Collaboration has always been a priority for Vince Man, chief financial officer at LoginID. A geographically distributed workforce means technologies that can support digital facetime have been critical to business operations from the get-go – and, luckily, ensured that the company did not face as much disruption as other firms amid the onset of the pandemic and sudden work-from-home requirements.
Cooperation is essential to any successful business. For Man, that means working with the finance team, the heads of other departments and, increasingly, with third-party FinTech providers. While digital solutions are undoubtedly crucial to facilitating this collaboration, there is a downside to rising levels of interconnectivity.
In PYMNTS’ latest Voice of the Digital-First CFO report, Man explored how he aims to strike a collaborative balance to ensure that FinTech helps, not hinders, productivity – and pointed to payroll, of all functions, to demonstrate the challenge.
A Help Or A Hindrance
There’s no doubt that digital messaging and video conferencing tools are a must-have for any organization with a disparate workforce – which, today, includes a vast majority of employers. But, as Man noted, the technology that supports this connectivity can also create new challenges in productivity.
“It seems like for most of our team, including our finance team, we were having more meetings than ever when we got into the pandemic,” he said. “That has impacted part of our back-office operations from a finance point of view. We’re having more meetings, and it seems like we have less time to do our daily jobs.”
It’s a scenario that lifts the curtain on the complexities of back-office cooperation, and the challenges that CFOs and other enterprise leaders face to ensure that facetime is productive rather than disruptive.
The Complexities Of Payroll
Understanding how to find the balance between one’s own coworkers is certainly important. But as Man moves forward with his own digitization agenda, collaboration also became a focal point in the process of FinTech adoption.
While automation tools can bring about significant efficiencies in a variety of workflows like accounts payable (AP) and accounts receivable (AR), the pandemic’s impact on employment and talent management created new challenges in the payroll department that similarly exposed the issue of collaboration.
At the peak of the pandemic, amid mass furloughs and the need for payroll service providers to participate in federal relief efforts, those third-party FinTechs faced massive surges in activity. As a result, Man said that it became difficult to collaborate with his firm’s payroll service provider, as it was a struggle to connect with help on the phone when an issue arose.
“Again, there’s an indirect impact from the pandemic where we realized that the response time from our payroll service provider seemed a bit longer,” he noted.
At first glance, this may appear to be an issue of a lack of collaborative capability between a business and its third-party FinTech partner. But Man instead said the situation presented an opportunity to embrace further digitization through the introduction of employee self-service tools – a function that negates the need to get the payroll provider on the phone whenever a worker requests information or seeks help.
Man’s experience with payroll challenges raises yet another discussion about the power of collaboration. While payroll might be traditionally considered a function of human resources (HR), it is intrinsically linked to finance and, as digitization progresses, IT. As such, it is a prime example of how the CFO’s role has expanded beyond the finance department alone.
According to Man, collaboration across departments with other C-suite members of his team can be an incredibly valuable tool to address common challenges. “Learning from other members of the C-suite, or other CFOs, would be a great opportunity to streamline a lot of finance processes,” he said.
With FinTech finding more ways to offer the remedy to many of those organizational challenges, CFOs like Man are also tasked with driving digitization by choosing solutions that can support this delicate balance of collaboration. Indeed, Man said, it is important for FinTech tools to support collaboration (both between team members and between FinTechs and clients), while also enabling automation and self-service capabilities to avoid the over-reliance on collaboration that can hinder productivity.

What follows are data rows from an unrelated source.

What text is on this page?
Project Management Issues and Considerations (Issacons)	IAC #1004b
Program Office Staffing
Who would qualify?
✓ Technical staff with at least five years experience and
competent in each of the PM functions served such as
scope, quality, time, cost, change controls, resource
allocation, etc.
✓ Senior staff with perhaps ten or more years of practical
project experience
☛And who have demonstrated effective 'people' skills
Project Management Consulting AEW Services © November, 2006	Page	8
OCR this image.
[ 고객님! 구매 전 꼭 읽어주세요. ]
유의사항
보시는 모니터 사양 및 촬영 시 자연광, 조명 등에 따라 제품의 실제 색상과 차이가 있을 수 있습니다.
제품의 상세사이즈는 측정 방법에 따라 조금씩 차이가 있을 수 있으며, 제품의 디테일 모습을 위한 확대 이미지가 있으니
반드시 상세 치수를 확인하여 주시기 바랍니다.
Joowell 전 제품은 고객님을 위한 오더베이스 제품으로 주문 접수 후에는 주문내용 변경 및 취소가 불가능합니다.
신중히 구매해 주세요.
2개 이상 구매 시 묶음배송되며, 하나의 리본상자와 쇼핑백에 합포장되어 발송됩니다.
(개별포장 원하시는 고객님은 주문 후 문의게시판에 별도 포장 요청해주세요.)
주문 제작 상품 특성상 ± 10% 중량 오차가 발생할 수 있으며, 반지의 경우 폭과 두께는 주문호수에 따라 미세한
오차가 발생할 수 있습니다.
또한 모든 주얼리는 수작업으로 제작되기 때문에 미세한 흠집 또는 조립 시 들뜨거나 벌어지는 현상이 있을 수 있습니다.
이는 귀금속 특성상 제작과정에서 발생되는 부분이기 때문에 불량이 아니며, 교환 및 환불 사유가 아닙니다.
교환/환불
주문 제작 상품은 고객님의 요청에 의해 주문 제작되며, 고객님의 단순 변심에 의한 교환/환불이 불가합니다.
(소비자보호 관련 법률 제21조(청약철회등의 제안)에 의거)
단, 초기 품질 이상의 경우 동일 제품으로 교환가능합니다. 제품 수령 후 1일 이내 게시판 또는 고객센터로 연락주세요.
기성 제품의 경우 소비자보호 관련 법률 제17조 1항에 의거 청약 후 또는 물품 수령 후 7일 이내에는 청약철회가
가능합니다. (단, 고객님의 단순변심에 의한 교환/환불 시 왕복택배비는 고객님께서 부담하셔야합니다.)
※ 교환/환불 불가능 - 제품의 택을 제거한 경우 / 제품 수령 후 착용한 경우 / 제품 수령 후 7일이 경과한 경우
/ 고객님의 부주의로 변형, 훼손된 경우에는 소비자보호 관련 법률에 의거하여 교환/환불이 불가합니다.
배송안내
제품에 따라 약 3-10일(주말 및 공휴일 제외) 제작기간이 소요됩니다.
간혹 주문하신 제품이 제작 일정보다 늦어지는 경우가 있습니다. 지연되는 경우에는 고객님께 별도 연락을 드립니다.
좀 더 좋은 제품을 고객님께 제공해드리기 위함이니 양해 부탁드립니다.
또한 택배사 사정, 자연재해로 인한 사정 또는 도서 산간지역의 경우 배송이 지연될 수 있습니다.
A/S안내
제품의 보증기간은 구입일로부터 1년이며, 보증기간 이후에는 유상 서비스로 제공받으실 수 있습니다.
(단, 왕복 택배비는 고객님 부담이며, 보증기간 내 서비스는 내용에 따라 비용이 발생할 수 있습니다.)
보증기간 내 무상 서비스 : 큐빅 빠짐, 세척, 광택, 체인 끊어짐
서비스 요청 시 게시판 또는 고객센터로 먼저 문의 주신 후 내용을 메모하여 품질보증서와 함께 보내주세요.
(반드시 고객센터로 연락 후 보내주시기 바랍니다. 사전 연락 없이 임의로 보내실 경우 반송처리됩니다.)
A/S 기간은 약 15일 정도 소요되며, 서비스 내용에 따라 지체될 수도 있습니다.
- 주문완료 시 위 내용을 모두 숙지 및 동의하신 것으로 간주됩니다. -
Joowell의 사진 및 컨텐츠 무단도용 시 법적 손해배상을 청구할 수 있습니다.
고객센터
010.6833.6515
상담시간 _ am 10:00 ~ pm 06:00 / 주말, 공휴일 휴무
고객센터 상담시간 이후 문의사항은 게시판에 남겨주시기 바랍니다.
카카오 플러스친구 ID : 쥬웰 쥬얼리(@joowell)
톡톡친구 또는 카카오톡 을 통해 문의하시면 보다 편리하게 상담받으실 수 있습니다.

And security remains vital when choosing FinTech partners. That’s particularly true for the finance team, which must exchange high volumes of sensitive information and ensure compliance.
As organizations find their stride more than a year after the pandemic hit North America, understanding how collaboration can both help and disrupt a business is an important lesson to learn — and one that can help CFOs shape their digitization roadmaps.
“As a CFO, there is a lot of opportunity because of the acceleration of collaboration technology,” Man explained. “As a CFO, we need to leverage the acceleration of that technology to get everybody collaborating on creative ideas, to improve processes and the way we do business. However, on the flip side, we also have to make sure we don’t collaborate too much, so we have time to do our daily work.”